How to write to ES from a pyspark dataframe?


(NCM) #1

I am not having any luck figuring out this. On the docs there is code to read from ES not to write to ES. Can someone provide some documentation or examples?


(eliasah) #2

Which version of Spark are you using?


(NCM) #3

Thanks for the reply. I am using the spark-1.5.1-bin-hadoop2.6.tgz version downloaded from the spark site. The setup seems to work fine, I am just not sure how the code to write to ES would look like.


(NCM) #4

What I found to write to ES from pyspark is to use saveAsNewAPIHadoopFile as showed below.

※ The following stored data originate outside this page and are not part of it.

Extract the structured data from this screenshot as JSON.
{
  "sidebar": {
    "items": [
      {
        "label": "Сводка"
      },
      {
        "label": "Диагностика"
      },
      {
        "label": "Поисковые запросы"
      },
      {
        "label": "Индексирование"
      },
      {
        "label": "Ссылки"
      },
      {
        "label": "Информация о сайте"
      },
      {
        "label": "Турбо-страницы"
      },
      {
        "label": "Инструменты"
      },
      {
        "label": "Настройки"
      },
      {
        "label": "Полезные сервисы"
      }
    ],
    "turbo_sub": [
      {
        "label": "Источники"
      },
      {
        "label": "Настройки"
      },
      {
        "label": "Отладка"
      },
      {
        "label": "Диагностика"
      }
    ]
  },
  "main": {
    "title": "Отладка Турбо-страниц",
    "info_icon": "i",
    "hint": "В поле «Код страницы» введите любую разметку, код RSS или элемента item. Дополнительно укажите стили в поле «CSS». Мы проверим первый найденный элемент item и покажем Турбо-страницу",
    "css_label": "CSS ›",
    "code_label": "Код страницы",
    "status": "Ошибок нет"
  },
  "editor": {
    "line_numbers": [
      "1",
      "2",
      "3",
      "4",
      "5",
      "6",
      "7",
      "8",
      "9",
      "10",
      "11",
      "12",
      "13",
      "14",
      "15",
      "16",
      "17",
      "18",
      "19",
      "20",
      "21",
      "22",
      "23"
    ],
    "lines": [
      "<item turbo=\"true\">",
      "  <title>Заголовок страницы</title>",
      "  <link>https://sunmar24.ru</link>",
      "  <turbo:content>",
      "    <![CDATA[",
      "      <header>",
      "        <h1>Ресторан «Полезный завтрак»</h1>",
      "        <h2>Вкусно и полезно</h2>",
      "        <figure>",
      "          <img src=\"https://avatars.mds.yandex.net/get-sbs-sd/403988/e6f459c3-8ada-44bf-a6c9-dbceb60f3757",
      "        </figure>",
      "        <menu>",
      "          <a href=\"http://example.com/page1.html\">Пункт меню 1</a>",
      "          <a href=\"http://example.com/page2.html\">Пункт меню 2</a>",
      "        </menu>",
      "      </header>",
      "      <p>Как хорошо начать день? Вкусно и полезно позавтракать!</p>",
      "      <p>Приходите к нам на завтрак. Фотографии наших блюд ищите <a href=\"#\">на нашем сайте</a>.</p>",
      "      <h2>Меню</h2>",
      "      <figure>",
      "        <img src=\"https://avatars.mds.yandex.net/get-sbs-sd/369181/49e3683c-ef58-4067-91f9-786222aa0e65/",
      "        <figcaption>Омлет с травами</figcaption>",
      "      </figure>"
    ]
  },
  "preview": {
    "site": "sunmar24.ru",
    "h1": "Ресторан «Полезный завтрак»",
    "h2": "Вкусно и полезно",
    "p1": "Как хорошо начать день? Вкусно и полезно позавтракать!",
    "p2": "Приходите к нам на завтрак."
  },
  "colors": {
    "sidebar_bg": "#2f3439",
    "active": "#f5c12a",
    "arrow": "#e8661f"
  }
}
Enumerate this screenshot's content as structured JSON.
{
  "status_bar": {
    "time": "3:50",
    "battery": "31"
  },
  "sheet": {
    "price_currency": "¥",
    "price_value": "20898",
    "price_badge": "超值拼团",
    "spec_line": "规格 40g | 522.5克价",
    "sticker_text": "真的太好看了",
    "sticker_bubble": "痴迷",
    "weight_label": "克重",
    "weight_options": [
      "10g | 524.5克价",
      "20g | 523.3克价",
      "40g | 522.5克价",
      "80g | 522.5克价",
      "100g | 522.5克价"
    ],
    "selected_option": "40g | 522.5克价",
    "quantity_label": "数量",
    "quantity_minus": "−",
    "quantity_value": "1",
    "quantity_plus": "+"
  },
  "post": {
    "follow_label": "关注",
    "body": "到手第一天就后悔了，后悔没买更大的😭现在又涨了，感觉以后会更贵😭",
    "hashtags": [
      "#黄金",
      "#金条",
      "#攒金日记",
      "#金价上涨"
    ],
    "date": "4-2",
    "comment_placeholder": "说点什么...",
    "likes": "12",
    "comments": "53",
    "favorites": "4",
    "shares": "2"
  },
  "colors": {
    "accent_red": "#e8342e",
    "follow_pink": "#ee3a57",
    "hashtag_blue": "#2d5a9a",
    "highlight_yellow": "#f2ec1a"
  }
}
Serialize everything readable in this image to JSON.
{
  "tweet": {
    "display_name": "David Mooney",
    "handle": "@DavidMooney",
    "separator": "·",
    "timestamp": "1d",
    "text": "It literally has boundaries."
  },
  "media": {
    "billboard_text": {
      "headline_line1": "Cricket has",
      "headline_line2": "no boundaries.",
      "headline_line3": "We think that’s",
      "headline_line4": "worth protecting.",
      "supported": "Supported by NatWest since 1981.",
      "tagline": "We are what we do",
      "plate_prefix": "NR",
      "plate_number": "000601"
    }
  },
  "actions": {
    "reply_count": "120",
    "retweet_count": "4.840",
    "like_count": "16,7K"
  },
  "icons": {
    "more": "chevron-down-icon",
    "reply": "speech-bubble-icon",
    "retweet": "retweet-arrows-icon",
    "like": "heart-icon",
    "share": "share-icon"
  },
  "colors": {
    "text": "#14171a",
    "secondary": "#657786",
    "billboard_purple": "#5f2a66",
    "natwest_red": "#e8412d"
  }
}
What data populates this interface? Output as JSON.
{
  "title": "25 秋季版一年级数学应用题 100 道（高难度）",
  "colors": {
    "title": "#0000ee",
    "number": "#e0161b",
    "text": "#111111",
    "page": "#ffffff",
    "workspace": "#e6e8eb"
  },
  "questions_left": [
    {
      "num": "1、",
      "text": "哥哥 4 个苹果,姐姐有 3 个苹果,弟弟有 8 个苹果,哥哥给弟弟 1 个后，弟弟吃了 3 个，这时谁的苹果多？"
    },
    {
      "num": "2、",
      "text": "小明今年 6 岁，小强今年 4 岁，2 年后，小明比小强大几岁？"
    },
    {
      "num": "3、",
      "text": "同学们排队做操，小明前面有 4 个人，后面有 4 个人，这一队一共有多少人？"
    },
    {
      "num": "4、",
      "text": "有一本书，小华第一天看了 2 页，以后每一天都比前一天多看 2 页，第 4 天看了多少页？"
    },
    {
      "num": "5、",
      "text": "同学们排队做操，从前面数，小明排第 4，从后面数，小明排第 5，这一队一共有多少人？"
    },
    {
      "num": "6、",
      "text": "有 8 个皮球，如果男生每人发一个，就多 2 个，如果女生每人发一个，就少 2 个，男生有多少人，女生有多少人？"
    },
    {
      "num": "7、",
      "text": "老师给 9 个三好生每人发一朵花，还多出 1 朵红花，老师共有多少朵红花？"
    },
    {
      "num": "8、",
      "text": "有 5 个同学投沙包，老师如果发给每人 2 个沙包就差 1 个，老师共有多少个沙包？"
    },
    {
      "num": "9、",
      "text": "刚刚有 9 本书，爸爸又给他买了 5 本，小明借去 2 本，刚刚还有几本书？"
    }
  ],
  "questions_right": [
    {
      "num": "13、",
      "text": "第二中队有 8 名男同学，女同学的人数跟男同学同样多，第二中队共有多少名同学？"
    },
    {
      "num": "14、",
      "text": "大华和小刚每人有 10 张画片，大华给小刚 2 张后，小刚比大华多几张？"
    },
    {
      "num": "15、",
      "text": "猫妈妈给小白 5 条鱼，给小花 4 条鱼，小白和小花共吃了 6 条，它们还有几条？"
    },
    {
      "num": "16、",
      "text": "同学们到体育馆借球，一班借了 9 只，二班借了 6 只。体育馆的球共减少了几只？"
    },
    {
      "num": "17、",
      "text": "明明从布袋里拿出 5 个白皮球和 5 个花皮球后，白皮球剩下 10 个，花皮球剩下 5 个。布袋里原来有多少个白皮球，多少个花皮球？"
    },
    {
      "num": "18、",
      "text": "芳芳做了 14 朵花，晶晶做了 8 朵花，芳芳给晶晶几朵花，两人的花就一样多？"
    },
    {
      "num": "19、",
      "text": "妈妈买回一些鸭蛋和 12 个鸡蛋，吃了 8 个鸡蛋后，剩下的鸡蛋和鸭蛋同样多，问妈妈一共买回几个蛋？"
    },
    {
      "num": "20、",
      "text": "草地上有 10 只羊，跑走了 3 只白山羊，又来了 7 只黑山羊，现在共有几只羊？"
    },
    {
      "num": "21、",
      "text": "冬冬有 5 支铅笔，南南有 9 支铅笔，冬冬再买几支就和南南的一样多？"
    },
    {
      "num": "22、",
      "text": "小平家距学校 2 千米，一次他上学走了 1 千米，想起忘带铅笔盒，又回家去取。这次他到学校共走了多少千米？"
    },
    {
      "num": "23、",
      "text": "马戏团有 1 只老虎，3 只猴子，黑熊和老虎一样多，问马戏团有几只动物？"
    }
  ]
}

However this does not work for me with a dataframe.

> type(query)
pyspark.sql.dataframe.DataFrame
> conf = {"es.resource.write" : "logs/messages",
        "es.nodes"    : "elasticsearch.domain.com:9200"
       }
> query.rdd.saveAsNewAPIHadoopFile(
    path='-', 
    outputFormatClass="org.elasticsearch.hadoop.mr.EsOutputFormat",
    keyClass="org.apache.hadoop.io.NullWritable", 
    valueClass="org.elasticsearch.hadoop.mr.LinkedMapWritable", 
    conf=conf)

I get this error:

Py4JJavaError: An error occurred while calling z:org.apache.spark.api.python.PythonRDD.saveAsNewAPIHadoopFile.
: org.apache.spark.SparkException: Job aborted due to stage failure: Task 0 in stage 10.0 failed 4 times, most recent failure: Lost task 0.3 in stage 10.0 (TID 254, 10.244.10.114): net.razorvine.pickle.PickleException: expected zero arguments for construction of ClassDict (for pyspark.sql.types._create_row)
...

(Costin Leau) #5

I'm afraid my pyspark experience is not vast enough to answer this question. It seems to be related to a class in Spark that cannot be properly created but I'm unclear way. Maybe the Spark list can provide more information...


(system) #6